Eli Lilly & Co., which co-promoted Actos with Takeda from 1999 to 2006, will be released from liability under the terms of the settlement, according to Mr. Pennock. A Lilly spokeswoman couldn’t immediately be reached.

“This is a fair settlement plan for the vast majority of plaintiffs,” said Mr. Pennock.

The settlement is among the largest involving liability claims against a drug maker. Merck & Co. in 2007 settled most claims involving its Vioxx painkiller for $4.85 billion.

The deal allows Takeda’s chief executive, Christophe Weber, to clear away an issue that had been hanging over the company for years. Mr. Weber, who is French, joined Takeda last year and became chief executive on April 1, one of the few non-Japanese to lead a major Japanese company.

Even before the Actos settlement, Takeda was facing a sharp falloff in profits because it lost patent protection on several of its major drugs, including Actos, and hadn’t come up with enough new blockbusters to replace them.

A year ago, a jury in federal court in Louisiana ordered Takeda to pay $6 billion and Lilly to pay $3 billion in punitive damages to a New York state man, Terrence Allen, and his wife, who alleged Mr. Allen’s use of Actos caused his bladder cancer.

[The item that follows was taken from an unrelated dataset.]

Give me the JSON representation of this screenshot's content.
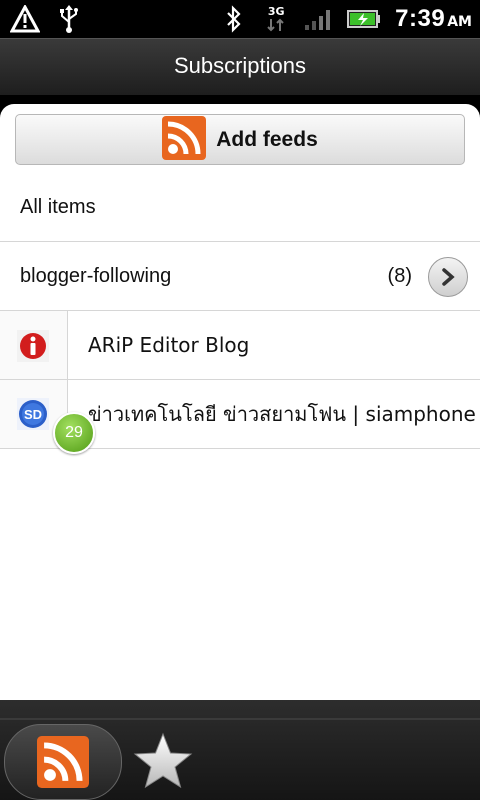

The jury, which concluded the companies failed to provide adequate warnings about a risk of bladder cancer associated with Actos, also awarded $1.48 million in compensatory damages, of which Takeda and Lilly were ordered to pay 75% and 25%, respectively.

The drug makers challenged the awards. In an October ruling, a federal judge said the $9 billion was excessive, and reduced the amounts to $27.7 million against Takeda and $9.2 million against Lilly. The judge cited previous U.S. Supreme Court rulings establishing constitutional limits on punitive damages. Compensatory damages were reduced to $1.3 million.

One legal expert said some plaintiffs may not agree to participate in the settlement.

“I think there will be a substantial number of holdouts because somebody who has a more serious case may believe they are likely to receive more,” said Erik Gordon, a professor at the University of Michigan Ross School of Business. “The people most likely to get the big verdict are not likely to take this money. And that’s why Takeda put $300 million in charges above the $2.4 billion set aside for settlements.”

Takeda said the settlement will become effective if 95% of current litigants and claimants opt into it.